Der Prozessbeginn steht noch nicht fest, soll aber in den nächsten Tagen bekannt gegeben werden. Ob auch gegen einen zweiten beteiligten Beamten das Hauptverfahren eröffnet wird, steht indessen noch nicht fest. Das Dessauer Landgericht hatte im November zunächst die Einstellung des Verfahrens beschlossen, weil angeblich kein hinreichender Tatverdacht gegeben sei. Dagegen protestierten Menschenrechtsgruppen und die Linksfraktion im Magdeburger Landtag. Die Staatsanwaltschaft Dessau legte sofortige Beschwerde ein, über die noch nicht entschieden worden ist.

Man sei vom Verdacht einer Mitschuld des zweiten Beamten nach wie vor überzeugt, sagte ein Sprecher der Staatsanwaltschaft gestern der taz. Es habe inzwischen weitere Nachermittlungen gegeben. Neben unterlassener Hilfeleistung wirft die Staatsanwaltschaft den Polizisten auch mangelhafte Durchsuchung Jallohs vor, der sein Feuerzeug offenbar bei sich behalten konnte. Der Asylbewerber aus Sierra Leone war am Morgen des 7. Januar 2005 in eine Ausnüchterungszelle des Polizeireviers eingeliefert worden, weil er angeblich im angetrunkenen Zustand Frauen belästigt haben soll. Die Umstände seines Todes am gleichen Tag sind bis heute nicht genau geklärt.

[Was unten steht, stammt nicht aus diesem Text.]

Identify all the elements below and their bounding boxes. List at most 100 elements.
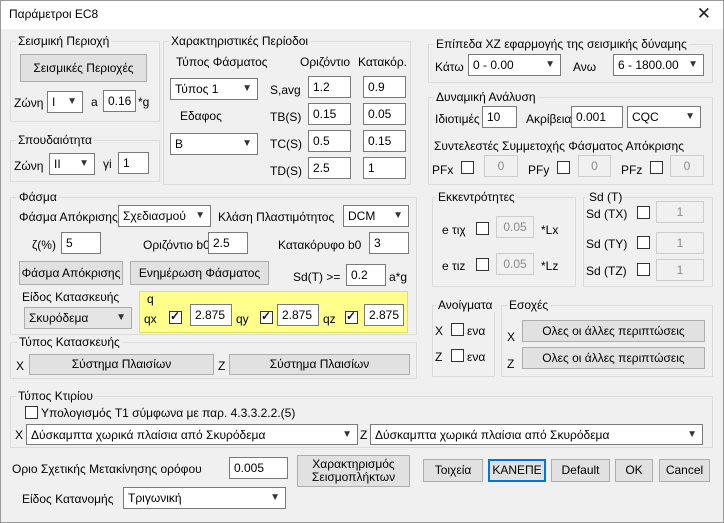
chevron-down-icon: ▼ <box>393 210 403 221</box>
bottom-level-select[interactable]: 0 - 0.00 ▼ <box>468 54 561 76</box>
pfy-checkbox[interactable] <box>557 161 570 174</box>
pfy-input[interactable]: 0 <box>578 155 611 177</box>
update-spectrum-button[interactable]: Ενημέρωση Φάσματος <box>130 261 269 285</box>
building-x-select[interactable]: Δύσκαμπτα χωρικά πλαίσια από Σκυρόδεμα ▼ <box>26 424 358 445</box>
openings-title: Ανοίγματα <box>436 298 495 312</box>
ecc-x-input[interactable]: 0.05 <box>496 216 534 238</box>
savg-label: S,avg <box>270 83 301 97</box>
chevron-down-icon: ▼ <box>195 210 205 221</box>
td-horizontal-input[interactable]: 2.5 <box>308 157 351 179</box>
chevron-down-icon: ▼ <box>242 138 252 149</box>
a-unit-label: *g <box>138 95 150 109</box>
sd-ty-checkbox[interactable] <box>637 236 650 249</box>
vertical-b0-input[interactable]: 3 <box>369 232 409 254</box>
structure-x-button[interactable]: Σύστημα Πλαισίων <box>29 354 214 375</box>
characterization-button[interactable]: Χαρακτηρισμός Σεισμοπλήκτων <box>297 455 410 487</box>
openings-z-checkbox[interactable] <box>451 349 464 362</box>
accuracy-input[interactable]: 0.001 <box>571 106 623 128</box>
structure-z-label: Z <box>218 359 226 373</box>
modes-label: Ιδιοτιμές <box>435 112 480 126</box>
drift-limit-label: Οριο Σχετικής Μετακίνησης ορόφου <box>12 462 202 476</box>
seismic-zone-select[interactable]: I ▼ <box>47 91 83 113</box>
horizontal-b0-input[interactable]: 2.5 <box>208 232 248 254</box>
soil-select[interactable]: B ▼ <box>170 133 258 155</box>
building-z-label: Z <box>360 428 368 442</box>
ecc-z-label: e τιz <box>442 259 466 273</box>
close-icon[interactable]: ✕ <box>697 4 711 24</box>
pfz-checkbox[interactable] <box>650 161 663 174</box>
pfx-checkbox[interactable] <box>461 161 474 174</box>
walls-button[interactable]: Τοιχεία <box>423 459 483 482</box>
td-vertical-input[interactable]: 1 <box>363 157 406 179</box>
window-title: Παράμετροι EC8 <box>9 7 99 21</box>
a-label: a <box>91 95 98 109</box>
tb-vertical-input[interactable]: 0.05 <box>363 103 406 125</box>
vertical-column-label: Κατακόρ. <box>358 55 407 69</box>
qy-input[interactable]: 2.875 <box>277 304 319 326</box>
bottom-level-value: 0 - 0.00 <box>473 58 514 72</box>
sd-ty-label: Sd (TY) <box>586 237 628 251</box>
qx-input[interactable]: 2.875 <box>190 304 232 326</box>
default-button[interactable]: Default <box>551 459 610 482</box>
openings-x-checkbox[interactable] <box>451 323 464 336</box>
sd-tz-input[interactable]: 1 <box>656 259 704 281</box>
pfz-input[interactable]: 0 <box>670 155 704 177</box>
drift-limit-input[interactable]: 0.005 <box>229 457 288 479</box>
response-spectrum-value: Σχεδιασμού <box>123 209 186 223</box>
pfx-label: PFx <box>432 163 454 177</box>
ecc-z-input[interactable]: 0.05 <box>496 253 534 275</box>
savg-vertical-input[interactable]: 0.9 <box>363 76 406 98</box>
cancel-button[interactable]: Cancel <box>659 459 710 482</box>
soil-value: B <box>175 137 184 151</box>
kanepe-button[interactable]: ΚΑΝΕΠΕ <box>488 459 546 482</box>
building-z-select[interactable]: Δύσκαμπτα χωρικά πλαίσια από Σκυρόδεμα ▼ <box>370 424 703 445</box>
qy-checkbox[interactable] <box>260 309 273 324</box>
importance-zone-label: Ζώνη <box>14 159 44 173</box>
top-level-select[interactable]: 6 - 1800.00 ▼ <box>613 54 704 76</box>
sd-min-input[interactable]: 0.2 <box>346 264 386 286</box>
qz-input[interactable]: 2.875 <box>364 304 404 326</box>
tc-horizontal-input[interactable]: 0.5 <box>308 130 351 152</box>
importance-zone-select[interactable]: II ▼ <box>49 153 95 175</box>
participation-title: Συντελεστές Συμμετοχής Φάσματος Απόκριση… <box>432 139 686 153</box>
construction-type-select[interactable]: Σκυρόδεμα ▼ <box>24 307 132 329</box>
chevron-down-icon: ▼ <box>688 59 698 70</box>
combination-method-value: CQC <box>632 110 659 124</box>
qz-label: qz <box>323 312 336 326</box>
response-spectrum-button[interactable]: Φάσμα Απόκρισης <box>19 261 123 285</box>
modes-input[interactable]: 10 <box>482 106 517 128</box>
sd-tx-input[interactable]: 1 <box>656 201 704 223</box>
sd-tx-label: Sd (TX) <box>586 207 628 221</box>
construction-type-value: Σκυρόδεμα <box>29 311 89 325</box>
recesses-z-button[interactable]: Ολες οι άλλες περιπτώσεις <box>522 347 705 369</box>
seismic-regions-button[interactable]: Σεισμικές Περιοχές <box>20 54 147 82</box>
response-spectrum-select[interactable]: Σχεδιασμού ▼ <box>118 205 211 227</box>
zeta-input[interactable]: 5 <box>61 232 101 254</box>
t1-calculation-checkbox[interactable] <box>25 406 38 419</box>
spectrum-type-select[interactable]: Τύπος 1 ▼ <box>170 78 258 100</box>
qz-checkbox[interactable] <box>345 309 358 324</box>
qx-checkbox[interactable] <box>169 309 182 324</box>
savg-horizontal-input[interactable]: 1.2 <box>308 76 351 98</box>
sd-tz-checkbox[interactable] <box>637 263 650 276</box>
a-input[interactable]: 0.16 <box>103 90 136 112</box>
tc-vertical-input[interactable]: 0.15 <box>363 130 406 152</box>
pfz-label: PFz <box>621 163 643 177</box>
ok-button[interactable]: OK <box>615 459 653 482</box>
seismic-region-title: Σεισμική Περιοχή <box>16 34 112 48</box>
sd-tx-checkbox[interactable] <box>637 206 650 219</box>
accuracy-label: Ακρίβεια <box>526 112 572 126</box>
chevron-down-icon: ▼ <box>67 96 77 107</box>
recesses-x-button[interactable]: Ολες οι άλλες περιπτώσεις <box>522 320 705 342</box>
distribution-select[interactable]: Τριγωνική ▼ <box>123 487 286 509</box>
sd-group-title: Sd (T) <box>587 190 625 204</box>
ecc-x-checkbox[interactable] <box>476 222 489 235</box>
ductility-select[interactable]: DCM ▼ <box>343 205 409 227</box>
combination-method-select[interactable]: CQC ▼ <box>627 106 701 128</box>
pfx-input[interactable]: 0 <box>484 155 518 177</box>
gi-input[interactable]: 1 <box>118 152 149 174</box>
structure-z-button[interactable]: Σύστημα Πλαισίων <box>229 354 410 375</box>
ecc-z-checkbox[interactable] <box>476 258 489 271</box>
sd-ty-input[interactable]: 1 <box>656 232 704 254</box>
tb-horizontal-input[interactable]: 0.15 <box>308 103 351 125</box>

Nach Polizeidarstellung soll Oury Jallow in der gefliesten Zelle auf einer Pritsche liegend trotz Fesselung seine eigentlich feuerbeständige Matratze selbst entzündet haben. Wegen früherer Fehlalarme ignorierten die Beamten zunächst den Alarm des Feuermelders. Erst nach Ansprechen des Lüftungsschalters suchten sie den im Keller liegenden Raum auf. Rettungsversuche scheiterten an der dichten Rauchentwicklung. Ein späteres Gutachten stellte bei Jalloh unter anderem ein gebrochenes Nasenbein fest, das auf physische Gewalteinwirkung schließen lässt. Der Dienstgruppenleiter war zwei Jahre zuvor bereits einmal in einen Todesfall auf einem Polizeirevier verwickelt. Nach dem Tode Oury Jallohs wurde er zunächst versetzt.